In the following code block...
#include <iostream>
int* a()
{
static int nums[] = { 1, 2, 3 };
return nums;
}
int* const& b()
{
static int nums[] = { 4, 5, 6 };
return nums;
}
void c( int*& num )
{
if ( num )
{
std::cout << "I got " << *num << std::endl;
}
}
void d( int* const& num )
{
if ( num )
{
std::cout << "I got " << *num << std::endl;
}
}
int main( int argc, char* argv[] )
{
int* nums = a();
std::cout << nums[1] << std::endl;
int* const nums2 = b();
std::cout << nums2[1] << std::endl;
int* num = new int(64);
c( num );
delete num;
int num2 = 101;
d( &num2 );
}
... why does function int* const& b() generate the following compile warning?
sh-4.2$ g++ -o main *.cpp
main.cpp: In function 'int* const& b()':
main.cpp:12:10: warning: returning reference to temporary [-Wreturn-local-addr]
return nums;
I figure nums in b() is static, therefore in the data section of memory, so is not subject to the problem of returning an address of a truly function-local variable.

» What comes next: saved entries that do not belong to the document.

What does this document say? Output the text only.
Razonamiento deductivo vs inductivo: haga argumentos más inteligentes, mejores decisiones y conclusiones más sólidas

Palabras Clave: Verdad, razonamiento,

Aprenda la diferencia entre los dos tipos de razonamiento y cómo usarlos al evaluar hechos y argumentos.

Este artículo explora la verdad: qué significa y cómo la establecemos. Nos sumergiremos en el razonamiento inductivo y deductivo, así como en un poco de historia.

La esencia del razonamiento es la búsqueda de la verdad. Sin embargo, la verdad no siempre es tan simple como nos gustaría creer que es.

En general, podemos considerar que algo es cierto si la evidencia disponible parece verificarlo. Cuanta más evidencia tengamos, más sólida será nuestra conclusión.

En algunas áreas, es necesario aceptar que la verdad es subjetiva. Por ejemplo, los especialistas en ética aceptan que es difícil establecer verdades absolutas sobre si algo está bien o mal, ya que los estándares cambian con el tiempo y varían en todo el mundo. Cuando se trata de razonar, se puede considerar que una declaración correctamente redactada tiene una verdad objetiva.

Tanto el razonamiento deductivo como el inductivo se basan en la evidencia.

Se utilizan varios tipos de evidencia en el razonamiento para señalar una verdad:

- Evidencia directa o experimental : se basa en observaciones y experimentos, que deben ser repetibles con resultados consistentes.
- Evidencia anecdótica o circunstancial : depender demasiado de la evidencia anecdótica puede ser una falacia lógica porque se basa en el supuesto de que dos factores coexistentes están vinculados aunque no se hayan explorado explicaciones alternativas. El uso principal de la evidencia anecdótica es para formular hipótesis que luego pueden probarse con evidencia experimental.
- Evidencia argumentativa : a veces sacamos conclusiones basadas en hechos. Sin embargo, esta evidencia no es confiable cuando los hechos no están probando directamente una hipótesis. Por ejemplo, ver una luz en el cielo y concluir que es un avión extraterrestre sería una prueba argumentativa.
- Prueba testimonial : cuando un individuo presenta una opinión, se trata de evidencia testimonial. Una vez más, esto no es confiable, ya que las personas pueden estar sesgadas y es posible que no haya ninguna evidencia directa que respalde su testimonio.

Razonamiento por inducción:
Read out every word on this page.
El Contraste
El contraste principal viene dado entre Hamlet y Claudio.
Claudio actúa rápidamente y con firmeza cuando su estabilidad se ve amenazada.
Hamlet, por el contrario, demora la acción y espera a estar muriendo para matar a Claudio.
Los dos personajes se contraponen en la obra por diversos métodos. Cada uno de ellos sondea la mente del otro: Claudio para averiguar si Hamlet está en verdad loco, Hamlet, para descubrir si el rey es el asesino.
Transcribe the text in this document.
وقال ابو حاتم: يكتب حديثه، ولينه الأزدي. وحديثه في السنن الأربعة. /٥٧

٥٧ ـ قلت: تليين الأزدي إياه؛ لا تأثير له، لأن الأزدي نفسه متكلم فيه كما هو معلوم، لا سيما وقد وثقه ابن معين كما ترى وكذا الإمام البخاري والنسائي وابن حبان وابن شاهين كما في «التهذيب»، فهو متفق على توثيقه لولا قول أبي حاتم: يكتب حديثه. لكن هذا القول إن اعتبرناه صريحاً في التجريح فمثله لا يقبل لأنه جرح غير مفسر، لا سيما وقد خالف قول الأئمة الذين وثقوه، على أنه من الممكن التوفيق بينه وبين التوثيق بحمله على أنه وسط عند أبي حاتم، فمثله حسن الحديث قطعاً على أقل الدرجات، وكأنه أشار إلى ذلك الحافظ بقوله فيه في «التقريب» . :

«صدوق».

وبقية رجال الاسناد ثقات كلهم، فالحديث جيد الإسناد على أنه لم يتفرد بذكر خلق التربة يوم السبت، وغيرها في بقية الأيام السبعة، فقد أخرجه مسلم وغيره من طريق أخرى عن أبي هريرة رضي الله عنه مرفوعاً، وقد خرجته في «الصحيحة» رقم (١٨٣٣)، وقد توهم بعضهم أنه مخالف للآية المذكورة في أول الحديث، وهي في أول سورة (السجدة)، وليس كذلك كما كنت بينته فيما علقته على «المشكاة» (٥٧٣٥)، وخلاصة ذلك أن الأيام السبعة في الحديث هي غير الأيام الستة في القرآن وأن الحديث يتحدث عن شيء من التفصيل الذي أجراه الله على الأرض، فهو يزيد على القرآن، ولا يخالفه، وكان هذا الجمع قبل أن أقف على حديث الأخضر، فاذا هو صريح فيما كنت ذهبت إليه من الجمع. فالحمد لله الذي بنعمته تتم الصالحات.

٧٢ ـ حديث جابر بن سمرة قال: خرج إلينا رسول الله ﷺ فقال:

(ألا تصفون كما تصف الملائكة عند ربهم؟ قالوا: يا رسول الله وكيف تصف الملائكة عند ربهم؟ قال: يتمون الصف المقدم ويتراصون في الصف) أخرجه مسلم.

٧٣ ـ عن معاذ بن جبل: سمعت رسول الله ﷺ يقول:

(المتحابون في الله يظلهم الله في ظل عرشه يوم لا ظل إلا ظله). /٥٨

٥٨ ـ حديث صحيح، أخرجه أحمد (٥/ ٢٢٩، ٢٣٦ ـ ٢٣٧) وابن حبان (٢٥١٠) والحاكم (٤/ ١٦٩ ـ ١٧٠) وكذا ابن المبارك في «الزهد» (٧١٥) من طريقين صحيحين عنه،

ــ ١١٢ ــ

I tried compiling and running this code on my desktop and two online C++ compilers. Executable runs fine on the desktop and one online compiler, but on the second online compiler, it dies early after printing "2". But I don't have access to a core file, nor did I see a stack trace to see what actually went wrong. (Working online compiler was tutorialspoint and non-working online compiler was codechef)
I'm particularly puzzled why b() generates this warning and/or runtime error whereas a() does not.